Ein Mann, haufenweise Waffen, Arena-Kämpfe ohne Munitionsprobleme, Gegnerscharen, diverse Upgrade-Optionen und immer einen flotten Spruch auf den Lippen: Shadow Warrior zelebriert Action alter Schule. Dass der Humor immer wieder Fehlzündungen erleidet, ist bedauerlich, schadet der schnittigen Dämonenjagd jedoch nur selten. Schade ist allerdings, dass es wenig Gegner-Variation innerhalb der linearen Abschnitte gibt. So bietet die blutige Action, deren überzogene Gewalt man nicht mehr ernst nehmen kann, gegen Ende kaum noch Überraschungen, wobei die durchsichtige Story ihr Übriges tut. Immerhin können Lo Wang und der Dämon Hoji als Buddy-Duo mit Film-Figuren wie Tango & Cash oder Martin Riggs & Roger Murtaugh mithalten. Die hauseigene Engine von Flying Hog zaubert farbenfrohe, aufwändige sowie effektschwangere Kulissen auf den Schirm,  wurde im Gegensatz zur PC-Version vor einem Jahr ordentlich optimiert und bekommt selbst bei hohem Gegneraufkommen nicht einmal den Anflug eines Schluckaufs. Allerdings wird relativ häufig kurz nachgeladen, was sich allerdings nicht auf den Spielfluss auswirkt.

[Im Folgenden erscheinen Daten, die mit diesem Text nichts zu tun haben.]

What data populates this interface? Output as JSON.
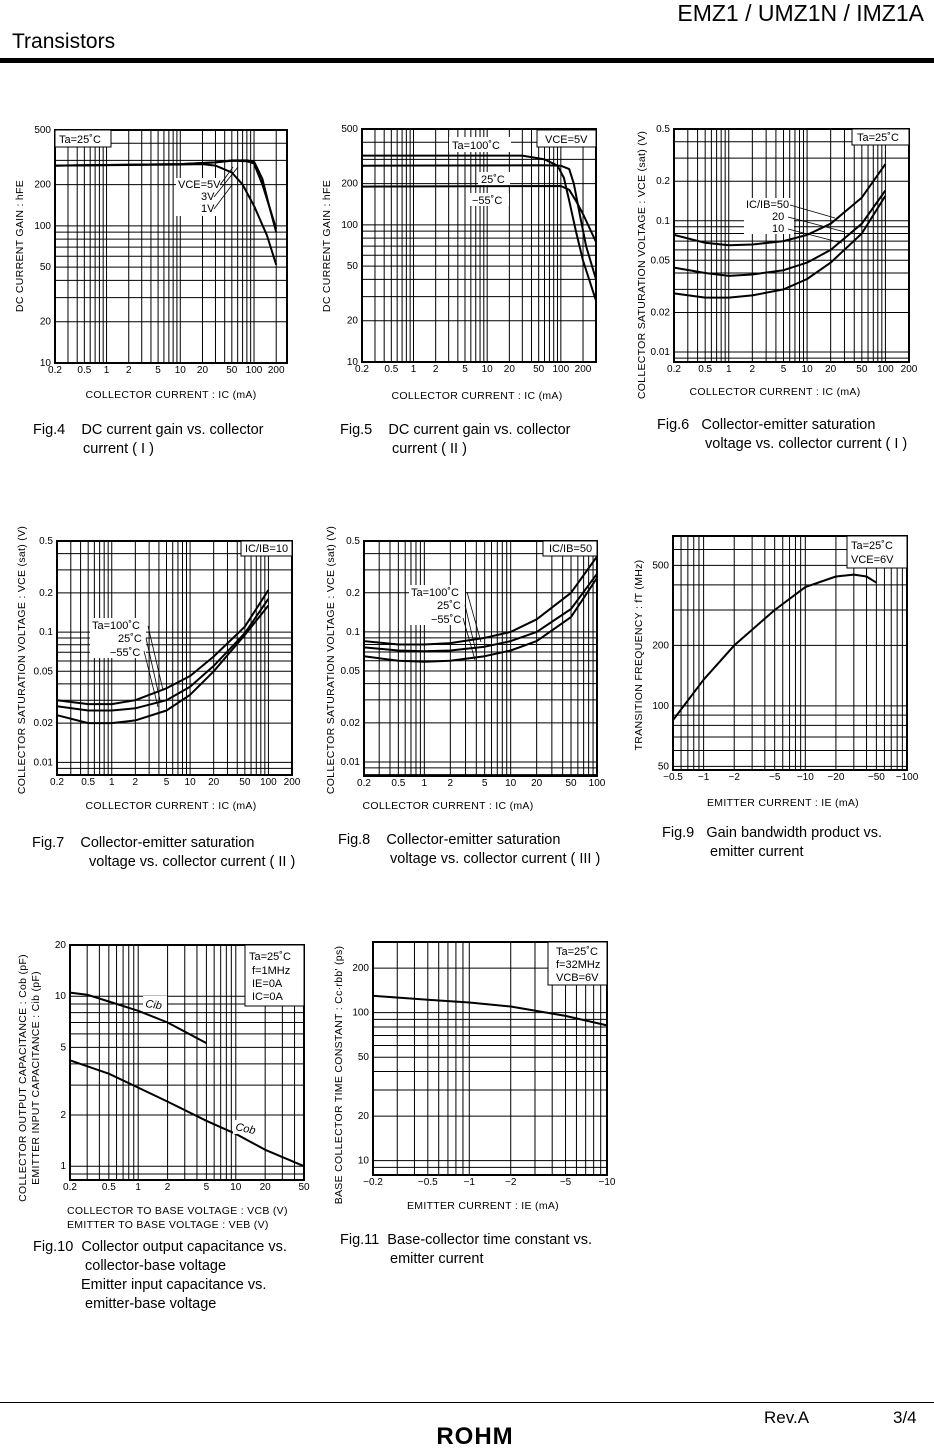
{
  "header": {
    "doc_title": "EMZ1 / UMZ1N / IMZ1A",
    "section": "Transistors"
  },
  "footer": {
    "revision": "Rev.A",
    "page": "3/4",
    "logo": "ROHM"
  },
  "chart_data": [
    {
      "type": "line",
      "xscale": "log",
      "yscale": "log",
      "grid": true,
      "xlim": [
        0.2,
        280
      ],
      "ylim": [
        10,
        500
      ],
      "xlabel": "COLLECTOR  CURRENT : IC (mA)",
      "ylabel": "DC  CURRENT  GAIN : hFE",
      "x_ticks": [
        "0.2",
        "0.5",
        "1",
        "2",
        "5",
        "10",
        "20",
        "50",
        "100",
        "200"
      ],
      "y_ticks": [
        "10",
        "20",
        "50",
        "100",
        "200",
        "500"
      ],
      "conditions": [
        "Ta=25˚C"
      ],
      "series": [
        {
          "name": "VCE=5V",
          "x": [
            0.2,
            1,
            10,
            30,
            50,
            80,
            100,
            130,
            160,
            200
          ],
          "y": [
            275,
            278,
            282,
            290,
            300,
            300,
            295,
            220,
            140,
            95
          ]
        },
        {
          "name": "3V",
          "x": [
            0.2,
            10,
            30,
            50,
            80,
            100,
            130,
            160,
            200
          ],
          "y": [
            275,
            282,
            290,
            298,
            296,
            285,
            200,
            140,
            90
          ]
        },
        {
          "name": "1V",
          "x": [
            0.2,
            10,
            20,
            30,
            50,
            70,
            100,
            150,
            200
          ],
          "y": [
            275,
            280,
            282,
            275,
            245,
            200,
            140,
            85,
            52
          ]
        }
      ],
      "caption": {
        "number": "Fig.4",
        "lines": [
          "DC current gain vs. collector",
          "current ( I )"
        ]
      }
    },
    {
      "type": "line",
      "xscale": "log",
      "yscale": "log",
      "grid": true,
      "xlim": [
        0.2,
        300
      ],
      "ylim": [
        10,
        500
      ],
      "xlabel": "COLLECTOR  CURRENT : IC (mA)",
      "ylabel": "DC  CURRENT  GAIN : hFE",
      "x_ticks": [
        "0.2",
        "0.5",
        "1",
        "2",
        "5",
        "10",
        "20",
        "50",
        "100",
        "200"
      ],
      "y_ticks": [
        "10",
        "20",
        "50",
        "100",
        "200",
        "500"
      ],
      "conditions": [
        "VCE=5V"
      ],
      "series": [
        {
          "name": "Ta=100˚C",
          "x": [
            0.2,
            30,
            60,
            90,
            110,
            130,
            160,
            200,
            300
          ],
          "y": [
            320,
            320,
            300,
            270,
            220,
            150,
            90,
            55,
            28
          ]
        },
        {
          "name": "25˚C",
          "x": [
            0.2,
            60,
            100,
            130,
            150,
            180,
            220,
            300
          ],
          "y": [
            270,
            272,
            270,
            255,
            200,
            120,
            70,
            40
          ]
        },
        {
          "name": "−55˚C",
          "x": [
            0.2,
            100,
            130,
            160,
            200,
            300
          ],
          "y": [
            190,
            192,
            180,
            150,
            120,
            75
          ]
        }
      ],
      "caption": {
        "number": "Fig.5",
        "lines": [
          "DC current gain vs. collector",
          "current ( II )"
        ]
      }
    },
    {
      "type": "line",
      "xscale": "log",
      "yscale": "log",
      "grid": true,
      "xlim": [
        0.2,
        200
      ],
      "ylim": [
        0.0084,
        0.5
      ],
      "xlabel": "COLLECTOR  CURRENT : IC (mA)",
      "ylabel": "COLLECTOR  SATURATION  VOLTAGE : VCE (sat) (V)",
      "x_ticks": [
        "0.2",
        "0.5",
        "1",
        "2",
        "5",
        "10",
        "20",
        "50",
        "100",
        "200"
      ],
      "y_ticks": [
        "0.01",
        "0.02",
        "0.05",
        "0.1",
        "0.2",
        "0.5"
      ],
      "conditions": [
        "Ta=25˚C"
      ],
      "series": [
        {
          "name": "IC/IB=50",
          "x": [
            0.2,
            0.5,
            1,
            2,
            5,
            10,
            20,
            50,
            100
          ],
          "y": [
            0.078,
            0.068,
            0.065,
            0.066,
            0.07,
            0.078,
            0.095,
            0.15,
            0.27
          ]
        },
        {
          "name": "20",
          "x": [
            0.2,
            0.5,
            1,
            2,
            5,
            10,
            20,
            50,
            100
          ],
          "y": [
            0.044,
            0.04,
            0.038,
            0.039,
            0.042,
            0.048,
            0.06,
            0.095,
            0.17
          ]
        },
        {
          "name": "10",
          "x": [
            0.2,
            0.5,
            1,
            2,
            5,
            10,
            20,
            50,
            100
          ],
          "y": [
            0.028,
            0.026,
            0.026,
            0.027,
            0.03,
            0.036,
            0.048,
            0.08,
            0.155
          ]
        }
      ],
      "caption": {
        "number": "Fig.6",
        "lines": [
          "Collector-emitter saturation",
          "voltage vs. collector current ( I )"
        ]
      }
    },
    {
      "type": "line",
      "xscale": "log",
      "yscale": "log",
      "grid": true,
      "xlim": [
        0.2,
        200
      ],
      "ylim": [
        0.008,
        0.5
      ],
      "xlabel": "COLLECTOR  CURRENT : IC (mA)",
      "ylabel": "COLLECTOR  SATURATION  VOLTAGE : VCE (sat) (V)",
      "x_ticks": [
        "0.2",
        "0.5",
        "1",
        "2",
        "5",
        "10",
        "20",
        "50",
        "100",
        "200"
      ],
      "y_ticks": [
        "0.01",
        "0.02",
        "0.05",
        "0.1",
        "0.2",
        "0.5"
      ],
      "conditions": [
        "IC/IB=10"
      ],
      "series": [
        {
          "name": "Ta=100˚C",
          "x": [
            0.2,
            0.5,
            1,
            2,
            5,
            10,
            20,
            50,
            100
          ],
          "y": [
            0.03,
            0.028,
            0.028,
            0.03,
            0.037,
            0.046,
            0.065,
            0.11,
            0.21
          ]
        },
        {
          "name": "25˚C",
          "x": [
            0.2,
            0.5,
            1,
            2,
            5,
            10,
            20,
            50,
            100
          ],
          "y": [
            0.027,
            0.025,
            0.025,
            0.026,
            0.03,
            0.038,
            0.055,
            0.098,
            0.18
          ]
        },
        {
          "name": "−55˚C",
          "x": [
            0.2,
            0.5,
            1,
            2,
            5,
            10,
            20,
            50,
            100
          ],
          "y": [
            0.023,
            0.02,
            0.02,
            0.021,
            0.025,
            0.033,
            0.05,
            0.095,
            0.16
          ]
        }
      ],
      "caption": {
        "number": "Fig.7",
        "lines": [
          "Collector-emitter saturation",
          "voltage vs. collector current ( II )"
        ]
      }
    },
    {
      "type": "line",
      "xscale": "log",
      "yscale": "log",
      "grid": true,
      "xlim": [
        0.2,
        100
      ],
      "ylim": [
        0.0078,
        0.5
      ],
      "xlabel": "COLLECTOR  CURRENT : IC (mA)",
      "ylabel": "COLLECTOR  SATURATION  VOLTAGE : VCE (sat) (V)",
      "x_ticks": [
        "0.2",
        "0.5",
        "1",
        "2",
        "5",
        "10",
        "20",
        "50",
        "100"
      ],
      "y_ticks": [
        "0.01",
        "0.02",
        "0.05",
        "0.1",
        "0.2",
        "0.5"
      ],
      "conditions": [
        "IC/IB=50"
      ],
      "series": [
        {
          "name": "Ta=100˚C",
          "x": [
            0.2,
            0.5,
            1,
            2,
            5,
            10,
            20,
            50,
            100
          ],
          "y": [
            0.085,
            0.08,
            0.08,
            0.082,
            0.09,
            0.1,
            0.125,
            0.2,
            0.38
          ]
        },
        {
          "name": "25˚C",
          "x": [
            0.2,
            0.5,
            1,
            2,
            5,
            10,
            20,
            50,
            100
          ],
          "y": [
            0.076,
            0.072,
            0.071,
            0.072,
            0.077,
            0.085,
            0.1,
            0.15,
            0.28
          ]
        },
        {
          "name": "−55˚C",
          "x": [
            0.2,
            0.5,
            1,
            2,
            5,
            10,
            20,
            50,
            100
          ],
          "y": [
            0.065,
            0.06,
            0.059,
            0.06,
            0.065,
            0.072,
            0.085,
            0.13,
            0.26
          ]
        }
      ],
      "caption": {
        "number": "Fig.8",
        "lines": [
          "Collector-emitter saturation",
          "voltage vs. collector current ( III )"
        ]
      }
    },
    {
      "type": "line",
      "xscale": "log",
      "yscale": "log",
      "grid": true,
      "xlim": [
        -0.5,
        -100
      ],
      "ylim": [
        48,
        700
      ],
      "xlabel": "EMITTER  CURRENT : IE (mA)",
      "ylabel": "TRANSITION  FREQUENCY : fT (MHz)",
      "x_ticks": [
        "−0.5",
        "−1",
        "−2",
        "−5",
        "−10",
        "−20",
        "−50",
        "−100"
      ],
      "y_ticks": [
        "50",
        "100",
        "200",
        "500"
      ],
      "conditions": [
        "Ta=25˚C",
        "VCE=6V"
      ],
      "series": [
        {
          "x": [
            -0.5,
            -1,
            -2,
            -5,
            -10,
            -20,
            -30,
            -40,
            -50
          ],
          "y": [
            85,
            135,
            200,
            300,
            390,
            440,
            450,
            440,
            410
          ]
        }
      ],
      "caption": {
        "number": "Fig.9",
        "lines": [
          "Gain bandwidth product vs.",
          "emitter current"
        ]
      }
    },
    {
      "type": "line",
      "xscale": "log",
      "yscale": "log",
      "grid": true,
      "xlim": [
        0.2,
        50
      ],
      "ylim": [
        0.83,
        20
      ],
      "xlabel": "COLLECTOR  TO  BASE  VOLTAGE : VCB (V)",
      "xlabel2": "EMITTER  TO  BASE  VOLTAGE       : VEB (V)",
      "ylabel": "COLLECTOR OUTPUT CAPACITANCE : Cob (pF)",
      "ylabel2": "EMITTER  INPUT  CAPACITANCE     : Cib    (pF)",
      "x_ticks": [
        "0.2",
        "0.5",
        "1",
        "2",
        "5",
        "10",
        "20",
        "50"
      ],
      "y_ticks": [
        "1",
        "2",
        "5",
        "10",
        "20"
      ],
      "conditions": [
        "Ta=25˚C",
        "f=1MHz",
        "IE=0A",
        "IC=0A"
      ],
      "series": [
        {
          "name": "Cib",
          "x": [
            0.2,
            0.3,
            0.5,
            1,
            2,
            5
          ],
          "y": [
            10.5,
            10.2,
            9.3,
            8.2,
            7,
            5.3
          ]
        },
        {
          "name": "Cob",
          "x": [
            0.2,
            0.5,
            1,
            2,
            5,
            10,
            20,
            50
          ],
          "y": [
            4.2,
            3.5,
            2.9,
            2.4,
            1.85,
            1.55,
            1.25,
            1.0
          ]
        }
      ],
      "caption": {
        "number": "Fig.10",
        "lines": [
          "Collector output capacitance vs.",
          "collector-base voltage",
          "Emitter input capacitance vs.",
          "emitter-base voltage"
        ]
      }
    },
    {
      "type": "line",
      "xscale": "log",
      "yscale": "log",
      "grid": true,
      "xlim": [
        -0.2,
        -10
      ],
      "ylim": [
        8,
        300
      ],
      "xlabel": "EMITTER  CURRENT : IE (mA)",
      "ylabel": "BASE  COLLECTOR  TIME  CONSTANT : Cc·rbb' (ps)",
      "x_ticks": [
        "−0.2",
        "−0.5",
        "−1",
        "−2",
        "−5",
        "−10"
      ],
      "y_ticks": [
        "10",
        "20",
        "50",
        "100",
        "200"
      ],
      "conditions": [
        "Ta=25˚C",
        "f=32MHz",
        "VCB=6V"
      ],
      "series": [
        {
          "x": [
            -0.2,
            -0.5,
            -1,
            -2,
            -5,
            -10
          ],
          "y": [
            130,
            122,
            117,
            110,
            95,
            82
          ]
        }
      ],
      "caption": {
        "number": "Fig.11",
        "lines": [
          "Base-collector time constant vs.",
          "emitter current"
        ]
      }
    }
  ]
}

Da die Konsolen mit neuen Inhalten versorgt wurden, darunter ein abseits der Kampagne liegender Arena-Modus, hat sich die Wartezeit für Sofaspieler gelohnt.

Pro

Action alter Schule
Teufelshasen des Todes
Upgrade für Waffen, Fähigkeiten und Figur
Gesundheitspacks
Bosskämpfe
ordentliche Waffenauswahl
stimmungsvolle Kulisse
Arena-Modus abseits der Kampagne
gute (optionale) Nutzung des Touchpads (PS4)

Kontra

Witze zünden nicht immer
kein Mehrspieler-Modus
wenig Gegner-Variation
automatische Katana-Kombos
häufiges (allerdings nur kurzes) Nachladen

Wertung

XboxOne

Schnörkellose Action alter Schule, die den Sprung vom PC auf die Konsolen gut überstanden hat und mit zusätzlichen Inhalten aufgewertet wurde.

PlayStation4

Schnörkellose Action alter Schule, die den Sprung vom PC auf die Konsolen gut überstanden hat und mit zusätzlichen Inhalten aufgewertet wurde.